Is your trail class English? If it is, then I am sorry, I have never seen one before. If it's western, then it's a series of obstacles done at different gaits. Usually a trail course consists of a gate that has to be opened & closed, a bridge to cross, rails to sidepass over, a back through, poles to lope or jog over and many other inventive things. A pattern is posted before the class and you have to know it before you enter the trail course, doing an obstacle out of sequence can result in disqualification.


----------



## Lexiie (Nov 14, 2011)

Ohgoodness.
We'd be good with everything but the bridge.
Oh well
It's an open Jr/Sr English/Western trail class
(schooling show)
Thank you for the explanation


----------



## tlkng1 (Dec 14, 2011)

An open trail can be english or western as far as I know. Although, they could be using the word "open" to indicate no diferentiation between child, junior or adult.

In any case,t eh english version isn't much different then the Western version but it really depends on who puts the "course" together.

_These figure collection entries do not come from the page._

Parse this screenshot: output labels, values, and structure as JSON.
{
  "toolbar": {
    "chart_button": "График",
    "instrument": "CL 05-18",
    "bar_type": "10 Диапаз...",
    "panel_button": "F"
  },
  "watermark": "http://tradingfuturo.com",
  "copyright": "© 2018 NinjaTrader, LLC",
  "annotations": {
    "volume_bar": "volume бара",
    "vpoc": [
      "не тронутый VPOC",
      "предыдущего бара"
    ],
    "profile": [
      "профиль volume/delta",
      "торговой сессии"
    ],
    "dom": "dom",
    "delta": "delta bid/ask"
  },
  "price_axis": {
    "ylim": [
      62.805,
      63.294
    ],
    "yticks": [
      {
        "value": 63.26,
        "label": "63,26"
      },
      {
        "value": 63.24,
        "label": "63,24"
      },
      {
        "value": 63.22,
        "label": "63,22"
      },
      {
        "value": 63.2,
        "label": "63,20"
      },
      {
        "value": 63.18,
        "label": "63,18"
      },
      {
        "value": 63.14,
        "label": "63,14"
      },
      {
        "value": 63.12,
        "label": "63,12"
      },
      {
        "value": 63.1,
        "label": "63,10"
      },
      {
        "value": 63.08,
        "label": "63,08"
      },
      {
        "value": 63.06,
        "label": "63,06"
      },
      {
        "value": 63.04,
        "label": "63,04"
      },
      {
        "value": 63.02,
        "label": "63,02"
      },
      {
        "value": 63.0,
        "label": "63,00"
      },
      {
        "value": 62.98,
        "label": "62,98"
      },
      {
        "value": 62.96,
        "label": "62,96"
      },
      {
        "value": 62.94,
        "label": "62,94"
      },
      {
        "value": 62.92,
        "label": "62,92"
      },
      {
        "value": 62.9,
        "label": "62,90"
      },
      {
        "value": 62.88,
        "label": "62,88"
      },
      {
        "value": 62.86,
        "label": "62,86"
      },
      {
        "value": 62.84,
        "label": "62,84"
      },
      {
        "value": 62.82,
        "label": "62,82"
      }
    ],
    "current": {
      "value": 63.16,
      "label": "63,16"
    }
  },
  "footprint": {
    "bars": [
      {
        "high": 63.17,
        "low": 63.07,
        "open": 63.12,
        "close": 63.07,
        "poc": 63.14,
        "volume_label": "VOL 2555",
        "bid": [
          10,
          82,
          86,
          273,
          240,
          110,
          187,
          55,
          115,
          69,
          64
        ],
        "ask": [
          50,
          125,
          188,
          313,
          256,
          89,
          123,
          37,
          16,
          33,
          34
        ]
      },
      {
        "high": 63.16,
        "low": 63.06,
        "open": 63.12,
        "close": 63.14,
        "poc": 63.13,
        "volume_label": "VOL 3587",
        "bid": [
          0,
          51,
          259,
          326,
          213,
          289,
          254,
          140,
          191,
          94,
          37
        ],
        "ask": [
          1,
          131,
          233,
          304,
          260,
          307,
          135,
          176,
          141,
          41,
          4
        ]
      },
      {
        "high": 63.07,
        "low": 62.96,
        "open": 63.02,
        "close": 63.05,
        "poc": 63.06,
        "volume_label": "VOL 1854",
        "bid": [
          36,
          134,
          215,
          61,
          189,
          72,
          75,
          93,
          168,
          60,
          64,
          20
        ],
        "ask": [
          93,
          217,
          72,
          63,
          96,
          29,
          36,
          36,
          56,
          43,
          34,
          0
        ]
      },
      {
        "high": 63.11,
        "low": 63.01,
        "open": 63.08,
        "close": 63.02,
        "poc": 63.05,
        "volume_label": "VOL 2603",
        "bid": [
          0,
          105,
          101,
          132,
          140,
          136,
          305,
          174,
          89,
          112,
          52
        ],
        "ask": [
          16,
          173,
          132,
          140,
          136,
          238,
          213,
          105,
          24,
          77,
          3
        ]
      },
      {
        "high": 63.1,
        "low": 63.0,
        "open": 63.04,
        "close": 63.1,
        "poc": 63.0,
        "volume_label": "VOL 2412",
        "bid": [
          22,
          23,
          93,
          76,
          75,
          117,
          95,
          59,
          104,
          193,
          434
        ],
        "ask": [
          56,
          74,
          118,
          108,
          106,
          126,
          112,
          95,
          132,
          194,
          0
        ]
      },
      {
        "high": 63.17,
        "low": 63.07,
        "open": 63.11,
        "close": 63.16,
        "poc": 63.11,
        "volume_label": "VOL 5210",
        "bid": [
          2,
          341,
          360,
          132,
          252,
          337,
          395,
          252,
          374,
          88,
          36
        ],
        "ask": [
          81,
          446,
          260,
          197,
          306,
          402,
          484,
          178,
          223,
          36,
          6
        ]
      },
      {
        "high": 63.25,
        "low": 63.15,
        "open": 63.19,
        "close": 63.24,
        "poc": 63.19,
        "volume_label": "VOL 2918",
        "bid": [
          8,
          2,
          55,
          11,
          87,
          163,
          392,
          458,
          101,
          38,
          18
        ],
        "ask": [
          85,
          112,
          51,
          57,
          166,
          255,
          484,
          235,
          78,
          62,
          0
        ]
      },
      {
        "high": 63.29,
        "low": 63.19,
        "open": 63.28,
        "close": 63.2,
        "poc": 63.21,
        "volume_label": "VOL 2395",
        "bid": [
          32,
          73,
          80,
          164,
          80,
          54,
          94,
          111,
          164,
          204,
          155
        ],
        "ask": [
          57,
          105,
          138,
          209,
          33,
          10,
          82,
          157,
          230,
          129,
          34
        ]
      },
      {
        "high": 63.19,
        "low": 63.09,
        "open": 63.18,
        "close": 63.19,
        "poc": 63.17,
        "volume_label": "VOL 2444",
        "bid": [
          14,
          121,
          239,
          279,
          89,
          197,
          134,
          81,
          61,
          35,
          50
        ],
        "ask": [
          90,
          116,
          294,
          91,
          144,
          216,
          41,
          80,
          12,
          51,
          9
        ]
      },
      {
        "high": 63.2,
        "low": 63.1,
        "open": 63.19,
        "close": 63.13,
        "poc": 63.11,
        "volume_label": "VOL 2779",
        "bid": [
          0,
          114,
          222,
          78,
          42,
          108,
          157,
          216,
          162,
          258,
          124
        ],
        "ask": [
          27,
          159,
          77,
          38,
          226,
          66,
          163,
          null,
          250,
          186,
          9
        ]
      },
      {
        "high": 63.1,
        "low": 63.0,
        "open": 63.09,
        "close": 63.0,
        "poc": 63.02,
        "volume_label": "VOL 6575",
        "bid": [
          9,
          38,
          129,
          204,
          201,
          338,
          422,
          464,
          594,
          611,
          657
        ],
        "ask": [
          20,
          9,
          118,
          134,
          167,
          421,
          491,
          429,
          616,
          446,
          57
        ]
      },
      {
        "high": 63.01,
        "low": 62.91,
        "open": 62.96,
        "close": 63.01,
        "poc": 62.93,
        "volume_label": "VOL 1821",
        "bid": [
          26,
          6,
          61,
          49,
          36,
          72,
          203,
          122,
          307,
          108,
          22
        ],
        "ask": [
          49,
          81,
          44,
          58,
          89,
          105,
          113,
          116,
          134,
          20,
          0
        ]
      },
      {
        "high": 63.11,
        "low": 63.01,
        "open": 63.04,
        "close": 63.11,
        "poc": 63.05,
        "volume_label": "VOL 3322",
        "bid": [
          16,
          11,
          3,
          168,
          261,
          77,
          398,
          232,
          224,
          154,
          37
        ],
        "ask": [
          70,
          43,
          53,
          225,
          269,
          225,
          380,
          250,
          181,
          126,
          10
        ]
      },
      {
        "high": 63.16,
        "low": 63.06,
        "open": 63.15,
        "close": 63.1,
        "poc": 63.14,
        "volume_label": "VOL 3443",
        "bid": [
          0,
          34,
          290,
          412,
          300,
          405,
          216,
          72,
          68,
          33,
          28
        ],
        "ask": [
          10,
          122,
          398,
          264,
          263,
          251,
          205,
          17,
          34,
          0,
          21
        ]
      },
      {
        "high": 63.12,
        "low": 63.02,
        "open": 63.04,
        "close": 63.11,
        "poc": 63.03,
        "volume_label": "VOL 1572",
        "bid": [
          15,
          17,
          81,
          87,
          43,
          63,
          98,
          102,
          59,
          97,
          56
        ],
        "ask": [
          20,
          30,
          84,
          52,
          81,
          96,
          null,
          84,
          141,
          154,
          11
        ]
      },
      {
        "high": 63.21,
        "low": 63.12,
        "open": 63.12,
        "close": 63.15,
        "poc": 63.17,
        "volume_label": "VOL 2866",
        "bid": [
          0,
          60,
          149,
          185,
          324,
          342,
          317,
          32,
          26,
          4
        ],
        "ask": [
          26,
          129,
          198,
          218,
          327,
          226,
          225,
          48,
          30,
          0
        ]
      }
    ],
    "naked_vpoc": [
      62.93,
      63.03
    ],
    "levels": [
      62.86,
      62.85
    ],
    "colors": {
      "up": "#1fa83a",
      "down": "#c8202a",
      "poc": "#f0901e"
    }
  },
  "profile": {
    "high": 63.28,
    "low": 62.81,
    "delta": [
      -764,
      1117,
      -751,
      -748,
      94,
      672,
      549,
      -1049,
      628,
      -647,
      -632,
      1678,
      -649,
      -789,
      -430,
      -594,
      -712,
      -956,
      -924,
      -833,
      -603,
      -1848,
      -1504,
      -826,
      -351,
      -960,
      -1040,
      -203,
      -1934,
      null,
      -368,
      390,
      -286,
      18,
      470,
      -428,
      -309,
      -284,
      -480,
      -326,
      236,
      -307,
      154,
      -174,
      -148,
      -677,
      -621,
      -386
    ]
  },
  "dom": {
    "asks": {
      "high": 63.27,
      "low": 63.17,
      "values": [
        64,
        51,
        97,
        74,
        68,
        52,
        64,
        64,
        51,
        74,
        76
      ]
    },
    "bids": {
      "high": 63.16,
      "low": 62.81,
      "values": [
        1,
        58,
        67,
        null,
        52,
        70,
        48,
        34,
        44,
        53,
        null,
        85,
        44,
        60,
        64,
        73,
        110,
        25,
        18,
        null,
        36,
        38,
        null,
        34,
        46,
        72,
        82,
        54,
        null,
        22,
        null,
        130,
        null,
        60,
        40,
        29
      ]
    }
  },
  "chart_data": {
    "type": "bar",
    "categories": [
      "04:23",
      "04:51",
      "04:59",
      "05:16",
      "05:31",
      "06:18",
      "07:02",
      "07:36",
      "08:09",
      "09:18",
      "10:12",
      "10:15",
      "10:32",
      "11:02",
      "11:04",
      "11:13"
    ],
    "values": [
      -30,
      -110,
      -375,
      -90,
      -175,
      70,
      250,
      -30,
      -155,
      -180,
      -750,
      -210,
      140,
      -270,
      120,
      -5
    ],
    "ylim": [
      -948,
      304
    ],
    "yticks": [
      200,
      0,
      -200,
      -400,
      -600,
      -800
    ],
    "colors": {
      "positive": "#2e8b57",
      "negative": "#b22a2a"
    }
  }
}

In the english trail classes I have seen, gaits aren't set and the placings are based on time to complete the course rather than "skill" so riders can set their gaits based on their horse's ability. Other classes will judge on skill and levelheadedness (is that a word?  ) of the horse.

In other words , it can be anything but as wares indicated, trotting poles, maybe a small crossrail, walking over "things" like tarps or some such, weaving around cones, being required to pick something up in one location, carry it to another and place it again, making the horse stand for a certain period of time inside a box, possibly dismounting and remounting (though I notice this particular obstacle isn't done as often anymore) etc.

If your horse has a good head ( as in proverbial common sense  ) and isn't the spooky type, a trail class is a lot of fun.


----------



## Lexiie (Nov 14, 2011)

Maybe I'll do it just for fun.
I'm not aiming for 1st
I just want to have this experience with my horse


----------



## tlkng1 (Dec 14, 2011)

The very first horse I ever owned (32 years ago now) was nearly unbeatable in a trail class..he was very level headed and took anything new well in stride. I remember our very first trail class...one of the obstacles was a piece of plywood painted white with a black circle in the middle. We were the last in the class to go and the only english pair (open class both western and english allowed). Every horse in front of us refused to go over that board. My horse, the little devil, put one foot on the board, dropped his head, sniffed at the circle, picked up his head again and calmly walked over it. 

That particular horse was a Morgan/Welsh cross.


----------



## themacpack (Jul 16, 2009)

I'd say give it a whirl....you just might have fun.


----------



## Lexiie (Nov 14, 2011)

It'll be my "fun class"
Since I won't be doing gyhmkanna


----------